Blockmodelling can aid with matrix rearrangement views and clustering. The identification of ‘Triads’ / Pattern Searching has also been useful in social network analysis, along with the normalization of data.

.

Sources:

- Social Network Analysis: Methods and Applications [Wasserman and Faust 94]
- Network Analysis: Methodological Foundations LNCS 3418 Tutorial [Brandes and Erlebach eds. 04]

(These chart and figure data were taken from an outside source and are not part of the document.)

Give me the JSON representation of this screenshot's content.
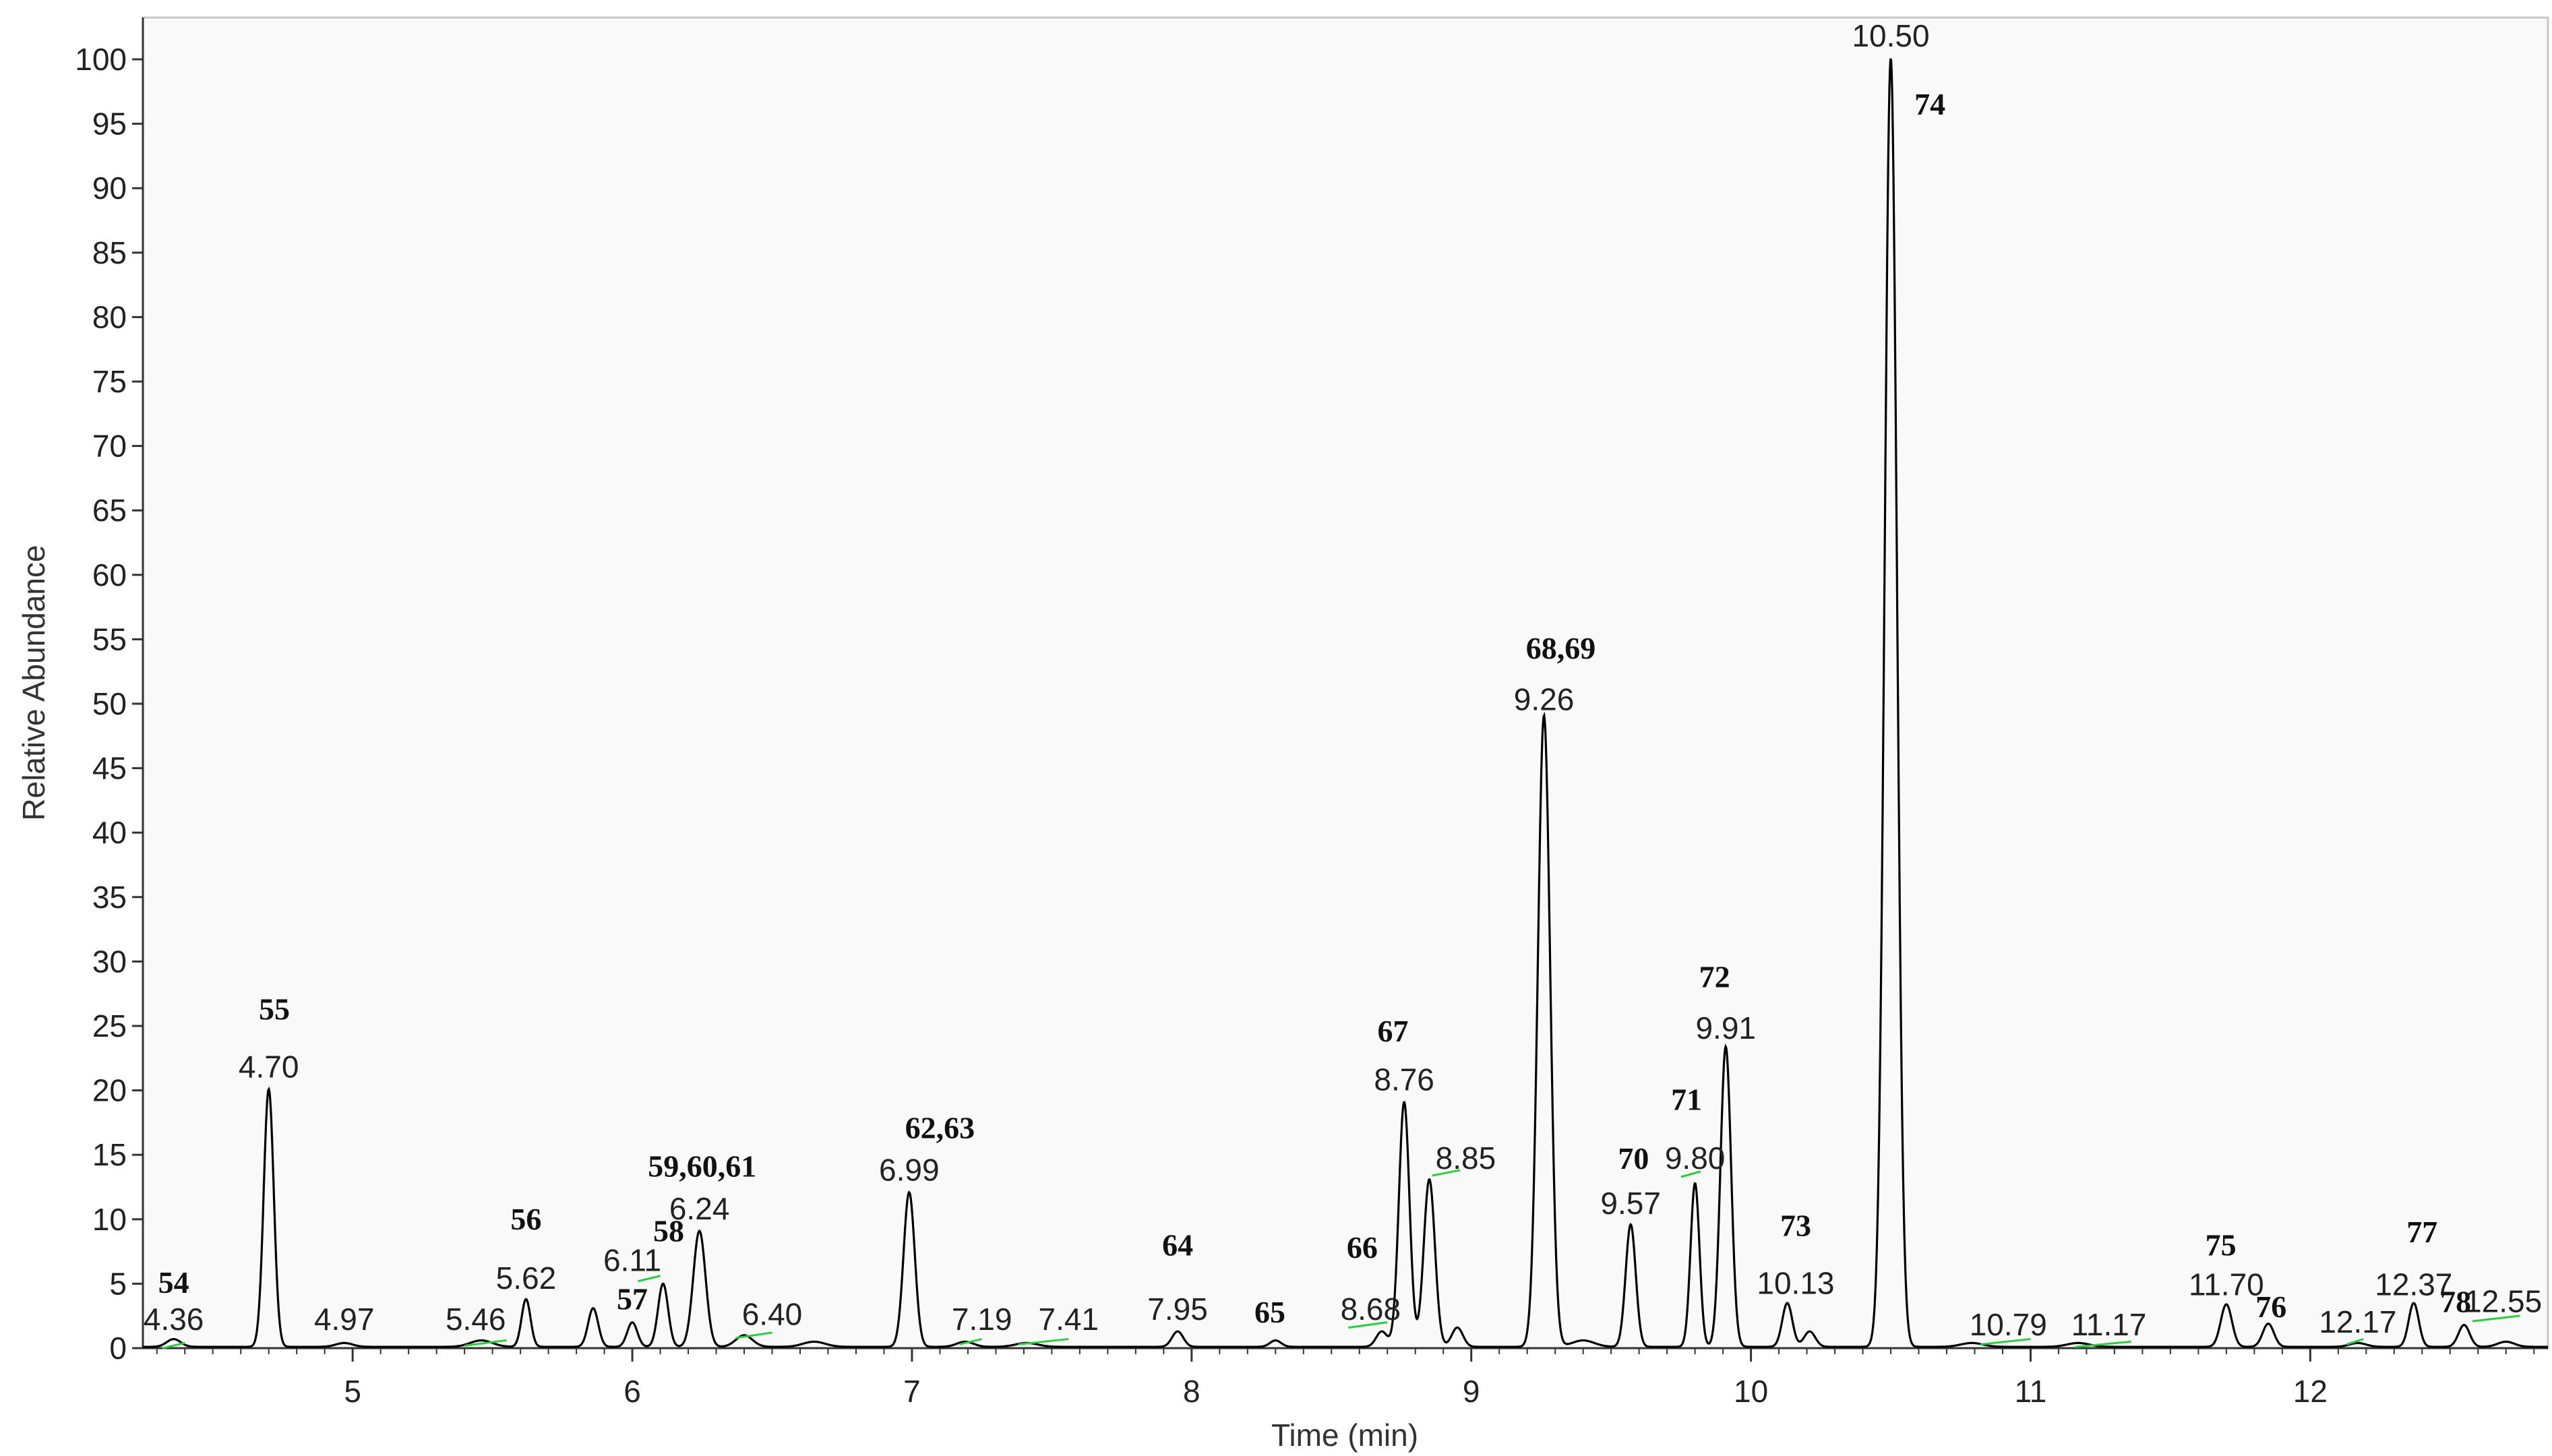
{
  "chart_data": {
    "type": "line",
    "title": "",
    "xlabel": "Time (min)",
    "ylabel": "Relative Abundance",
    "xlim": [
      4.25,
      12.85
    ],
    "ylim": [
      0,
      102
    ],
    "x_ticks": [
      5,
      6,
      7,
      8,
      9,
      10,
      11,
      12
    ],
    "y_ticks": [
      0,
      5,
      10,
      15,
      20,
      25,
      30,
      35,
      40,
      45,
      50,
      55,
      60,
      65,
      70,
      75,
      80,
      85,
      90,
      95,
      100
    ],
    "grid": false,
    "line_color": "#000000",
    "baseline_marker_color": "#2ecc40",
    "peaks": [
      {
        "rt": 4.36,
        "height": 0.6,
        "width": 0.025
      },
      {
        "rt": 4.7,
        "height": 20,
        "width": 0.018
      },
      {
        "rt": 4.97,
        "height": 0.3,
        "width": 0.03
      },
      {
        "rt": 5.46,
        "height": 0.5,
        "width": 0.04
      },
      {
        "rt": 5.62,
        "height": 3.7,
        "width": 0.016
      },
      {
        "rt": 5.86,
        "height": 3.0,
        "width": 0.018
      },
      {
        "rt": 6.0,
        "height": 1.9,
        "width": 0.018
      },
      {
        "rt": 6.11,
        "height": 4.9,
        "width": 0.018
      },
      {
        "rt": 6.24,
        "height": 9.0,
        "width": 0.022
      },
      {
        "rt": 6.4,
        "height": 0.9,
        "width": 0.03
      },
      {
        "rt": 6.65,
        "height": 0.4,
        "width": 0.04
      },
      {
        "rt": 6.99,
        "height": 12,
        "width": 0.02
      },
      {
        "rt": 7.19,
        "height": 0.4,
        "width": 0.03
      },
      {
        "rt": 7.41,
        "height": 0.3,
        "width": 0.04
      },
      {
        "rt": 7.95,
        "height": 1.2,
        "width": 0.02
      },
      {
        "rt": 8.3,
        "height": 0.5,
        "width": 0.02
      },
      {
        "rt": 8.68,
        "height": 1.2,
        "width": 0.02
      },
      {
        "rt": 8.76,
        "height": 19.0,
        "width": 0.019
      },
      {
        "rt": 8.85,
        "height": 13.0,
        "width": 0.02
      },
      {
        "rt": 8.95,
        "height": 1.5,
        "width": 0.02
      },
      {
        "rt": 9.26,
        "height": 49,
        "width": 0.022
      },
      {
        "rt": 9.4,
        "height": 0.5,
        "width": 0.04
      },
      {
        "rt": 9.57,
        "height": 9.5,
        "width": 0.018
      },
      {
        "rt": 9.8,
        "height": 12.7,
        "width": 0.016
      },
      {
        "rt": 9.91,
        "height": 23.3,
        "width": 0.019
      },
      {
        "rt": 10.13,
        "height": 3.4,
        "width": 0.018
      },
      {
        "rt": 10.21,
        "height": 1.2,
        "width": 0.02
      },
      {
        "rt": 10.5,
        "height": 100,
        "width": 0.022
      },
      {
        "rt": 10.79,
        "height": 0.3,
        "width": 0.04
      },
      {
        "rt": 11.17,
        "height": 0.3,
        "width": 0.04
      },
      {
        "rt": 11.7,
        "height": 3.3,
        "width": 0.02
      },
      {
        "rt": 11.85,
        "height": 1.8,
        "width": 0.02
      },
      {
        "rt": 12.17,
        "height": 0.3,
        "width": 0.03
      },
      {
        "rt": 12.37,
        "height": 3.4,
        "width": 0.018
      },
      {
        "rt": 12.55,
        "height": 1.7,
        "width": 0.02
      },
      {
        "rt": 12.7,
        "height": 0.4,
        "width": 0.03
      }
    ],
    "rt_labels": [
      {
        "text": "4.36",
        "x": 4.36,
        "y": 1.4
      },
      {
        "text": "4.70",
        "x": 4.7,
        "y": 21.0
      },
      {
        "text": "4.97",
        "x": 4.97,
        "y": 1.4
      },
      {
        "text": "5.46",
        "x": 5.44,
        "y": 1.4
      },
      {
        "text": "5.62",
        "x": 5.62,
        "y": 4.6
      },
      {
        "text": "6.11",
        "x": 6.0,
        "y": 6.0
      },
      {
        "text": "6.24",
        "x": 6.24,
        "y": 10.0
      },
      {
        "text": "6.40",
        "x": 6.5,
        "y": 1.8
      },
      {
        "text": "6.99",
        "x": 6.99,
        "y": 13.0
      },
      {
        "text": "7.19",
        "x": 7.25,
        "y": 1.4
      },
      {
        "text": "7.41",
        "x": 7.56,
        "y": 1.4
      },
      {
        "text": "7.95",
        "x": 7.95,
        "y": 2.2
      },
      {
        "text": "8.68",
        "x": 8.64,
        "y": 2.2
      },
      {
        "text": "8.76",
        "x": 8.76,
        "y": 20.0
      },
      {
        "text": "8.85",
        "x": 8.98,
        "y": 13.9
      },
      {
        "text": "9.26",
        "x": 9.26,
        "y": 49.5
      },
      {
        "text": "9.57",
        "x": 9.57,
        "y": 10.4
      },
      {
        "text": "9.80",
        "x": 9.8,
        "y": 13.9
      },
      {
        "text": "9.91",
        "x": 9.91,
        "y": 24.0
      },
      {
        "text": "10.13",
        "x": 10.16,
        "y": 4.2
      },
      {
        "text": "10.50",
        "x": 10.5,
        "y": 101.0
      },
      {
        "text": "10.79",
        "x": 10.92,
        "y": 1.0
      },
      {
        "text": "11.17",
        "x": 11.28,
        "y": 1.0
      },
      {
        "text": "11.70",
        "x": 11.7,
        "y": 4.1
      },
      {
        "text": "12.17",
        "x": 12.17,
        "y": 1.2
      },
      {
        "text": "12.37",
        "x": 12.37,
        "y": 4.1
      },
      {
        "text": "12.55",
        "x": 12.69,
        "y": 2.8
      }
    ],
    "peak_ids": [
      {
        "text": "54",
        "x": 4.36,
        "y": 4.3
      },
      {
        "text": "55",
        "x": 4.72,
        "y": 25.5
      },
      {
        "text": "56",
        "x": 5.62,
        "y": 9.2
      },
      {
        "text": "57",
        "x": 6.0,
        "y": 3.0
      },
      {
        "text": "58",
        "x": 6.13,
        "y": 8.3
      },
      {
        "text": "59,60,61",
        "x": 6.25,
        "y": 13.3
      },
      {
        "text": "62,63",
        "x": 7.1,
        "y": 16.3
      },
      {
        "text": "64",
        "x": 7.95,
        "y": 7.2
      },
      {
        "text": "65",
        "x": 8.28,
        "y": 2.0
      },
      {
        "text": "66",
        "x": 8.61,
        "y": 7.0
      },
      {
        "text": "67",
        "x": 8.72,
        "y": 23.8
      },
      {
        "text": "68,69",
        "x": 9.32,
        "y": 53.5
      },
      {
        "text": "70",
        "x": 9.58,
        "y": 13.9
      },
      {
        "text": "71",
        "x": 9.77,
        "y": 18.5
      },
      {
        "text": "72",
        "x": 9.87,
        "y": 28.0
      },
      {
        "text": "73",
        "x": 10.16,
        "y": 8.7
      },
      {
        "text": "74",
        "x": 10.64,
        "y": 95.7
      },
      {
        "text": "75",
        "x": 11.68,
        "y": 7.2
      },
      {
        "text": "76",
        "x": 11.86,
        "y": 2.4
      },
      {
        "text": "77",
        "x": 12.4,
        "y": 8.2
      },
      {
        "text": "78",
        "x": 12.52,
        "y": 2.8
      }
    ],
    "baseline_markers": [
      {
        "x1": 4.32,
        "x2": 4.4,
        "y": 0.2
      },
      {
        "x1": 5.4,
        "x2": 5.55,
        "y": 0.4
      },
      {
        "x1": 6.02,
        "x2": 6.1,
        "y": 5.4
      },
      {
        "x1": 6.37,
        "x2": 6.5,
        "y": 1.0
      },
      {
        "x1": 7.17,
        "x2": 7.25,
        "y": 0.5
      },
      {
        "x1": 7.38,
        "x2": 7.56,
        "y": 0.5
      },
      {
        "x1": 8.56,
        "x2": 8.7,
        "y": 1.8
      },
      {
        "x1": 8.86,
        "x2": 8.96,
        "y": 13.6
      },
      {
        "x1": 9.75,
        "x2": 9.82,
        "y": 13.5
      },
      {
        "x1": 10.82,
        "x2": 11.0,
        "y": 0.5
      },
      {
        "x1": 11.16,
        "x2": 11.36,
        "y": 0.3
      },
      {
        "x1": 12.13,
        "x2": 12.19,
        "y": 0.5
      },
      {
        "x1": 12.58,
        "x2": 12.75,
        "y": 2.3
      }
    ]
  }
}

**Scale-Free Networks** are quite popular and useful. SFNs’ have a power-law degree distribution, at least asymptotically. This occurs in social networks (with phenomenons such as “Six Degrees of Separation (S. Milgram, John Guare (1967)), communication networks, biological networks (metabolic), world wide web (1999, 19* separation), scientific collaboration, citation patterns, etc. Power-Law Degree distribution is attributed to high clustering coefficients (i.e. “My friends will ikely know each other.”).

Exponential, or more purely random networks (road networks) have a **Poisson distribution** (following models such as Erdos-Renyi’s 1960 democratically random model). Watts-Strogatz Model; Small World Networks, simulates regular to small-world to random networks, finding that this 6 degrees of separation comes from randoms that know a bunch of people you don’t.

Essentially, Scale-Free Networks’ Network model have **exponential growth**, and **preferential attachment**. They have **power-law degree distribution**, **high clustering coefficient** and extremely **small average path length O(log log n)**. These attributes make SFN’s useful for modelling real-world networks.** **Other networks include small-world networks and power-law random sparse networks (Fan Chung).